This article answers the query: What are the limitations of the Transparent Proxy feature?
- The Transparent Proxy cannot be enabled if Proxy Chaining is already used because of possible conflicts.
- The Transparent Proxy uses a driver-based solution to capture HTTP(S) traffic from the network. Therefore, it is incompatible with other driver-base solutions such as:
- NAT solutions: NAT needs to be disabled on the server machine so that the Transparent Proxy can work.
- Microsoft TMG Transparent Proxy: Transparent Proxy is not compatible with TMG. It cannot be enabled on machines with TMG.
- The applications that use other protocols besides HTTP/HTTPS may not work correctly. It happens because that traffic cannot be adequately controlled via the proxy. An example would be Skype. In this case, machines using this application would need to bypass the proxy.
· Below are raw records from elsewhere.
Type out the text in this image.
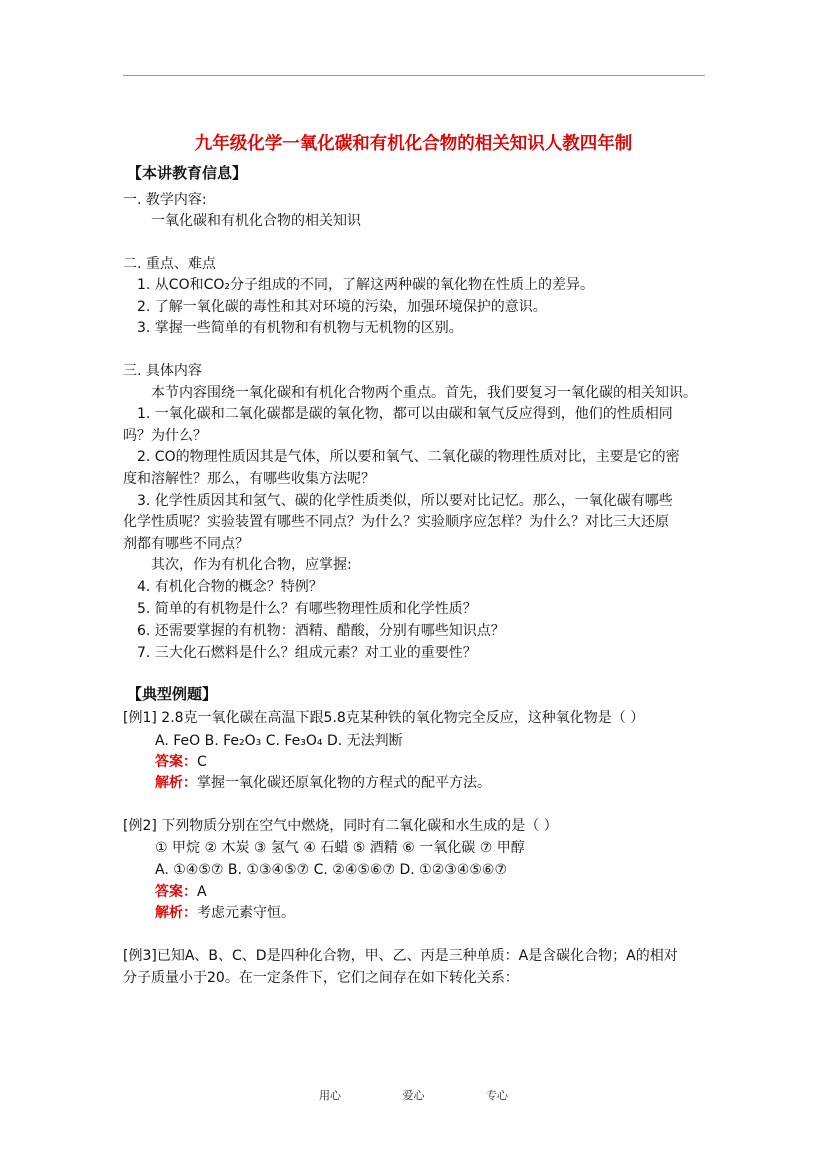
九年级化学一氧化碳和有机化合物的相关知识人教四年制
【本讲教育信息】
一. 教学内容:
一氧化碳和有机化合物的相关知识
二. 重点、难点
1. 从CO和CO₂分子组成的不同，了解这两种碳的氧化物在性质上的差异。
2. 了解一氧化碳的毒性和其对环境的污染，加强环境保护的意识。
3. 掌握一些简单的有机物和有机物与无机物的区别。
三. 具体内容
本节内容围绕一氧化碳和有机化合物两个重点。首先，我们要复习一氧化碳的相关知识。
1. 一氧化碳和二氧化碳都是碳的氧化物，都可以由碳和氧气反应得到，他们的性质相同
吗？为什么？
2. CO的物理性质因其是气体，所以要和氧气、二氧化碳的物理性质对比，主要是它的密
度和溶解性？那么，有哪些收集方法呢？
3. 化学性质因其和氢气、碳的化学性质类似，所以要对比记忆。那么，一氧化碳有哪些
化学性质呢？实验装置有哪些不同点？为什么？实验顺序应怎样？为什么？对比三大还原
剂都有哪些不同点？
其次，作为有机化合物，应掌握:
4. 有机化合物的概念？特例？
5. 简单的有机物是什么？有哪些物理性质和化学性质？
6. 还需要掌握的有机物：酒精、醋酸，分别有哪些知识点？
7. 三大化石燃料是什么？组成元素？对工业的重要性？
【典型例题】
[例1] 2.8克一氧化碳在高温下跟5.8克某种铁的氧化物完全反应，这种氧化物是（ ）
A. FeO B. Fe₂O₃ C. Fe₃O₄ D. 无法判断
答案：C
解析：掌握一氧化碳还原氧化物的方程式的配平方法。
[例2] 下列物质分别在空气中燃烧，同时有二氧化碳和水生成的是（ ）
① 甲烷 ② 木炭 ③ 氢气 ④ 石蜡 ⑤ 酒精 ⑥ 一氧化碳 ⑦ 甲醇
A. ①④⑤⑦ B. ①③④⑤⑦ C. ②④⑤⑥⑦ D. ①②③④⑤⑥⑦
答案：A
解析：考虑元素守恒。
[例3]已知A、B、C、D是四种化合物，甲、乙、丙是三种单质：A是含碳化合物；A的相对
分子质量小于20。在一定条件下，它们之间存在如下转化关系：
用心	爱心	专心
- Applications generating HTTPS traffic and not using the SNI (Server Name Indication) extension header can have issues. In such situations, the GFI Proxy can’t handle connections properly that have destination port 443, because it doesn’t know the server name. Applications that use an older version of the TLS 1.0 protocol would have the above problem.
- Although regular proxy-based authentications cannot occur in transparent mode, transparent proxy still supports basic and integrated authentication. If authentication is set, the browsers will display a pop-up window asking for the user to enter credentials manually. If some applications are not capable of displaying the pop-up window to transmit the credentials further, authentication will not work on them.